My mum has worked hard to create awareness about web accessibility on LinkedIn and in networking circles. Her posts are now trending regularly on LinkedIn and website owners are coming to us to commission accessible, WCAG 2.1 compliant website designs and builds.

Our work has helped businesses to realise that they need to be more inclusive so that disabled and impaired people are able to access and interact with more websites.”

What’s worked?

“My mum is creating a lot of content that tells my story to make web accessibility personal and tangible. She also shows people how to test their website for accessibility and what to do to fix things if they are inaccessible. We also offer free audits of home pages to show website owners where the problems lie.

I believe that we have also shown business owners the commercial benefits of having a website that can be accessed by everyone to attract more sales. At the same time, we have made web accessibility affordable.”

What has she learned? Any challenges?

My mum has researched courses for me as a web developer and her as a salesperson. We have both passed our relevant courses. We have both learnt so much about the benefits of digital inclusion and how assistive technology used by disabled people interacts with websites.
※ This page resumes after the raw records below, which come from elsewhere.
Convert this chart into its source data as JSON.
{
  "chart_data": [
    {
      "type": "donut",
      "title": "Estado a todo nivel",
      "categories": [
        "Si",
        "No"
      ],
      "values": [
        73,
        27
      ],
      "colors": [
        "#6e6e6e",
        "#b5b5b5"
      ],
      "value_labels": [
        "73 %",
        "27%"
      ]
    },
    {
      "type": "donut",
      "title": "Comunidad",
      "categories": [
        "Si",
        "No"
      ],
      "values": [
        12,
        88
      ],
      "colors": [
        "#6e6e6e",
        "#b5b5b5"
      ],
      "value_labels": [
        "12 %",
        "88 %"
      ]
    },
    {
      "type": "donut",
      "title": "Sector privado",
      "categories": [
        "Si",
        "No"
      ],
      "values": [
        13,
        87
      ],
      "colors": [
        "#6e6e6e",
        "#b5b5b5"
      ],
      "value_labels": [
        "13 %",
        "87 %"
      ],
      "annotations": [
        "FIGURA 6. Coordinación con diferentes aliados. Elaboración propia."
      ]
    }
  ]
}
Our challenge was and still is that in the UK, web accessibility is virtually unknown. Therefore, there are not many UK resources that were affordable for us to access. We had to use US resources and get to know a community that initially was not very welcoming.

My mum never gives up though, and we now have people advising us on accessibility because she challenged their views and had meaningful conversations with them. She’s not easily intimidated, and when she is passionate about something, she doesn’t stop.”

What’s next?

“We cannot fulfil our mission alone. Therefore, we are planning to offer web accessibility support and training to other web agencies and freelance developers as well as in-house development teams. We are also hoping to employ other neurodivergent team members to help us grow KreativeInc Agency into a neurodiverse agency.”

What advice, contacts, or resources would help her?

“We would love to be connected with influencers that can help us spread our message and fulfil our vision. We would welcome mentors that can show us how to scale our business into a consultancy.”

Why we’re sharing these stories

Each year, an individual or organisation from each of our five categories plus one exceptional judges’ choice individual is recognised at our annual Igniting Inspiration celebration event.

We publish each and every nomination to raise awareness of all the positive work that goes on in the North. While, this year, our physical event had to be deferred, our campaign to spread stories of positive social impact continues – good news is needed!